Our results also provide novel insights into the role of the mOFC in decision-making. Using a model-based analysis, we show that value-differences exert a similar (if not stronger) effect on trial-wise drift rates in mOFC patients compared to controls, whereas the maximum drift rate v_max was of similar magnitude in the two groups. This is in line with an earlier report showing reduced preference consistency but no changes in overall RTs or the value-modulation of RTs in vmPFC patients⁴⁰. If one considers the overwhelming evidence of neuroimaging studies showing a prominent role of the vmPFC/mOFC in reward valuation^42,43, it is nonetheless striking that lesions to this region do not negatively impact the value-sensitivity of the evidence accumulation process during value-based decision-making. Our data are therefore more compatible with the idea that mOFC, likely in interaction with other regions^60,61, plays a role in self-control, such that lesions shift preferences towards options with a greater short-term appeal.
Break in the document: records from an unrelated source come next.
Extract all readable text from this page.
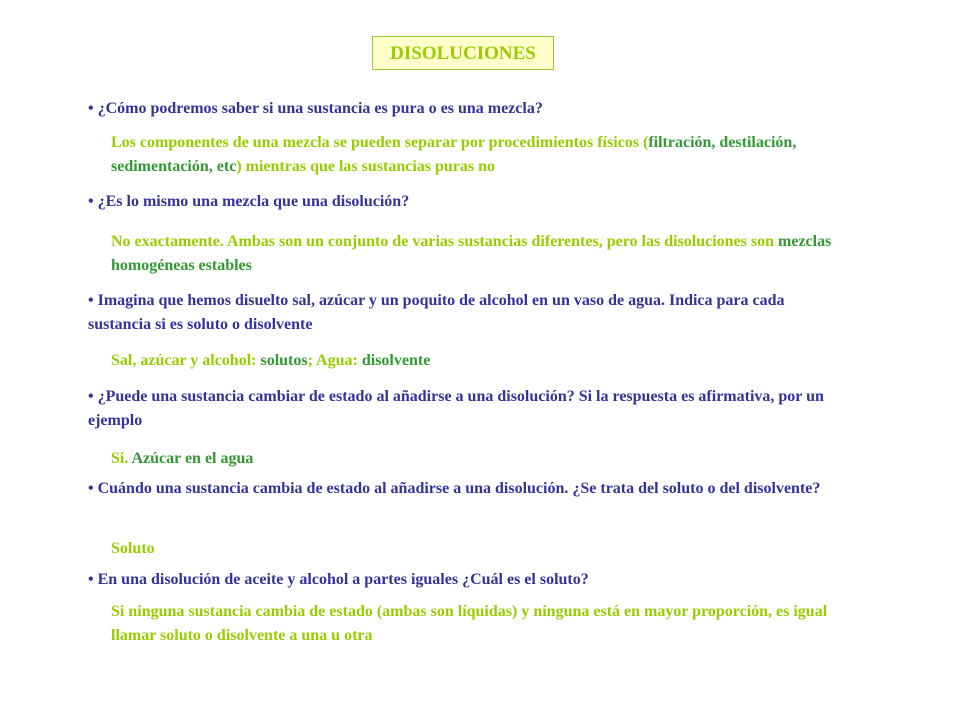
DISOLUCIONES
• ¿Cómo podremos saber si una sustancia es pura o es una mezcla?
Los componentes de una mezcla se pueden separar por procedimientos físicos (filtración, destilación, sedimentación, etc) mientras que las sustancias puras no
• ¿Es lo mismo una mezcla que una disolución?
No exactamente. Ambas son un conjunto de varias sustancias diferentes, pero las disoluciones son mezclas homogéneas estables
• Imagina que hemos disuelto sal, azúcar y un poquito de alcohol en un vaso de agua. Indica para cada sustancia si es soluto o disolvente
Sal, azúcar y alcohol: solutos; Agua: disolvente
• ¿Puede una sustancia cambiar de estado al añadirse a una disolución? Si la respuesta es afirmativa, por un ejemplo
Si. Azúcar en el agua
• Cuándo una sustancia cambia de estado al añadirse a una disolución. ¿Se trata del soluto o del disolvente?
Soluto
• En una disolución de aceite y alcohol a partes iguales ¿Cuál es el soluto?
Si ninguna sustancia cambia de estado (ambas son líquidas) y ninguna está en mayor proporción, es igual llamar soluto o disolvente a una u otra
Previous work has suggested that damage to vmPFC/mOFC might decrease the temporal stability of value representations, leading to inconsistent preferences^39–41. There was no evidence in the present data that mOFC patients’ decisions were more “noisy” or “erratic”. Similar to a previous study on temporal discounting³¹, choice consistency was high such that the best-fitting DDM_S accounted for about 90% of choices in both groups and tasks. Together with the intact value modulation of the drift rate, this suggests that value representations on a given trial⁴⁰ and throughout the course of testing sessions were stable in both groups. In contrast, results from both tasks revealed a substantial increase in non-decision times in the mOFC patient group. Together, these observations suggest that mOFC lesions lead to a slowing of more basic perceptual and/or response-related processes during value-based decision-making, while leaving the effects of value-differences on the evidence accumulation process strikingly intact.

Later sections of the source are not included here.